Guiné 61/74 - P27394: A nossa guerra... a Petromax (2): o destacamento da Ponta do Inglês (jan 65 /out 68), onde a iluminação do perímetro de arame farpado era feita com garrafas de cerveja cheias de querosene (António Vaz, 1936-2015)




Guiné > Zona Leste > Região de Bafatá > Xime > Ponta do Inglês > O destacamento da Ponta do Inglês, um dos muitos "bu...rakos" onde viveu gente nossa , entre janeiro de 1965 e outubro de 1968. Teve um gerador que nunca chegiu a funcionar. Nem petromax tinha ! (*)

(...) "As garrafas de cerveja penduradas no arame farpado, cheias de combustível, tinham que ser continuamente acesas nas noites de chuva forte ou de vento. O risco que a malta corria nessas circunstâncias, sendo a única coisa iluminada na escuridão, tornando-se um alvo fácil era enorme, embora, que me lembre, nunca tenha havido flagelações nessas alturas. (...)

As garrafas também funcionavam como sistema de deteção e alerta: a aproximação de elementos IN do arame farpado, fazia-as tilintar... O sistema acabava por ser pouco fiável devido ao vento, à chuva e... aos macacos-cães.

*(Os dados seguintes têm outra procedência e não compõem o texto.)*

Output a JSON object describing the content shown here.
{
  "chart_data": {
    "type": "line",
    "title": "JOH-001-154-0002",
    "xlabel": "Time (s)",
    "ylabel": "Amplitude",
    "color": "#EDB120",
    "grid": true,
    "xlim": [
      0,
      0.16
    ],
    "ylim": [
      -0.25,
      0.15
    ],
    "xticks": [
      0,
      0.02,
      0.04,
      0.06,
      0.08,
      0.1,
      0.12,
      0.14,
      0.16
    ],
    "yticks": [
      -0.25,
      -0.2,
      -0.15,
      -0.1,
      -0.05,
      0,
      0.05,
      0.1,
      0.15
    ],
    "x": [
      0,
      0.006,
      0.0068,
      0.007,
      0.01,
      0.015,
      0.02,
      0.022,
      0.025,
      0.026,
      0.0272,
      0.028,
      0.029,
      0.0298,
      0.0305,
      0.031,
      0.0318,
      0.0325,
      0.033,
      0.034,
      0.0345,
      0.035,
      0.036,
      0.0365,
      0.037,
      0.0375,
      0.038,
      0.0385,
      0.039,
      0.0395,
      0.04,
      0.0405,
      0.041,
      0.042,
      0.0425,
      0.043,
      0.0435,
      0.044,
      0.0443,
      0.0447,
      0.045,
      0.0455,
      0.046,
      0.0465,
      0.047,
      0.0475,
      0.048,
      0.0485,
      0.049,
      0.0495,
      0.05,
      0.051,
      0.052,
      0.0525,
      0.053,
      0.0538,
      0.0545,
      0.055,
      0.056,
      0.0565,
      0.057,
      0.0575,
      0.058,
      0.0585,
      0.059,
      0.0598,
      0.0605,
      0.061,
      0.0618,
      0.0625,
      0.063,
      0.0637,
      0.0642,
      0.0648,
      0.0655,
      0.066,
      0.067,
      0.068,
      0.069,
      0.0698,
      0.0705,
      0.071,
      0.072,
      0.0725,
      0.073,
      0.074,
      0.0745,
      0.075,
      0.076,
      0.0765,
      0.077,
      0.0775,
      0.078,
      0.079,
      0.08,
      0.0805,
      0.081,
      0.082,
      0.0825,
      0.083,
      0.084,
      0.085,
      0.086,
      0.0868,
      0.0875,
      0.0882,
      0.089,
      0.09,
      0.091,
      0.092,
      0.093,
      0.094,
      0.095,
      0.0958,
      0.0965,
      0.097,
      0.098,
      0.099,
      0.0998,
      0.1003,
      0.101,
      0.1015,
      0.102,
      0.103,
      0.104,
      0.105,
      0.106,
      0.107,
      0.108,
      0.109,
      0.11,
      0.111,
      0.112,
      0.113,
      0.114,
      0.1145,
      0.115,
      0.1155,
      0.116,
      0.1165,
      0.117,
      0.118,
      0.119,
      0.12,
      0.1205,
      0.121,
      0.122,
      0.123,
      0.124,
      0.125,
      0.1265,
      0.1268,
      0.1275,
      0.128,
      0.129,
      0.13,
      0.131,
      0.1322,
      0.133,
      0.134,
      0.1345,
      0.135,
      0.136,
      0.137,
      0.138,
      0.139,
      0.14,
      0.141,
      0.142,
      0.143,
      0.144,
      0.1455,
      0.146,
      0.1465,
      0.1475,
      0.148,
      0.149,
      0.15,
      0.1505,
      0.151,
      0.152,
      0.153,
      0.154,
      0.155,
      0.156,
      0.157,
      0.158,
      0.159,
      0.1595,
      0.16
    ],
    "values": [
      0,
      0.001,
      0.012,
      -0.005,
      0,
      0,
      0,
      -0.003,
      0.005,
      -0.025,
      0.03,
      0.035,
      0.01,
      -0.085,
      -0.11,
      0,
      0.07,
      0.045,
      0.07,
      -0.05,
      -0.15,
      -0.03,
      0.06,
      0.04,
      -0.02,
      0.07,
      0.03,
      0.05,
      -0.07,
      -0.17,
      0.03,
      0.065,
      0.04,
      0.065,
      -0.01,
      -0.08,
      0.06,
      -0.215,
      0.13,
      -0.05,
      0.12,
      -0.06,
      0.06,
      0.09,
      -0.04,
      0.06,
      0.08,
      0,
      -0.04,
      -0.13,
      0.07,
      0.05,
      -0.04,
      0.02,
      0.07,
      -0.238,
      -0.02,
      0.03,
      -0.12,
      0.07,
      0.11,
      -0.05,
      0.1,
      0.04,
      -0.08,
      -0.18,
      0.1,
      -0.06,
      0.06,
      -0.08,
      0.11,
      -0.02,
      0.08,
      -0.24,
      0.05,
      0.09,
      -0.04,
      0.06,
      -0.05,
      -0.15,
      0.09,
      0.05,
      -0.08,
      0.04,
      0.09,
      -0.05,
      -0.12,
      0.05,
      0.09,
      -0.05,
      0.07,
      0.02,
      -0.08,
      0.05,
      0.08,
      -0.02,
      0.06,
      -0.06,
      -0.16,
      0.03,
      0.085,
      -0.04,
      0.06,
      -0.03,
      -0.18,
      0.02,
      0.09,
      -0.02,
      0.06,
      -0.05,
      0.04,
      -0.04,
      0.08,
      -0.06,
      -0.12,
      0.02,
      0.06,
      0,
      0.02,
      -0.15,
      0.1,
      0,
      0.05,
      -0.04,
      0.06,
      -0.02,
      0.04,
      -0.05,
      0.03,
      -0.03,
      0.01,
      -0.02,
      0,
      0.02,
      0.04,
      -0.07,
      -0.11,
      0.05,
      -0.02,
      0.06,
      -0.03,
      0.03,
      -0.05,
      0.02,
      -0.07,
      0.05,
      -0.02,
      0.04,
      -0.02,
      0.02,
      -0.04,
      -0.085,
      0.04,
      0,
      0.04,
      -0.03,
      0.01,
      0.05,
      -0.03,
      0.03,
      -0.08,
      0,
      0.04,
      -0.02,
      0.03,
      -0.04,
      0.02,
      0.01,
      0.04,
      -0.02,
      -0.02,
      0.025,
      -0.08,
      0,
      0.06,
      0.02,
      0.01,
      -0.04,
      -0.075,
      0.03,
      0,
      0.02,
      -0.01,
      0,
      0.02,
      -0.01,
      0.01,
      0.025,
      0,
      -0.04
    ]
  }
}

Ilustração de Vera Vaz, filha do nosso camarasa António Vaz  (2012). 



António Vaz (1936-2015)
1.  Nunca será demais lembrar os "bu...rakos" onde vivemos, como toupeiras.

Um dos mais famigerados foi o da Ponta do Inglês, no subsetor do Xime (sector L1). O topónimo tem já perto de meia centena de referências no nosso blogue. Mesmo depois da retirada das NT, a Ponta do Inglês continuou a ser um nossos "ossos duros de roer". Havia sempre contacto com o IN, quando as NT progrediam na antiga estrada Xime-Ponta do Inglês, há muito invadida pelo mato e interdita. No dia 26 de novembro, vai fazer 55 anos que a CART 2715 (Xime, 1970/72) e a CCAÇ 12 (Bambadinca, 1969/71) sofreram uma brutakl emboscada com 6 mortos e 9 feridos graves (Op Abencerragem Cadente) (mais um revés nas NT que não vem referido no livro da CECA, correspondente à atividade operacional de 1970/74)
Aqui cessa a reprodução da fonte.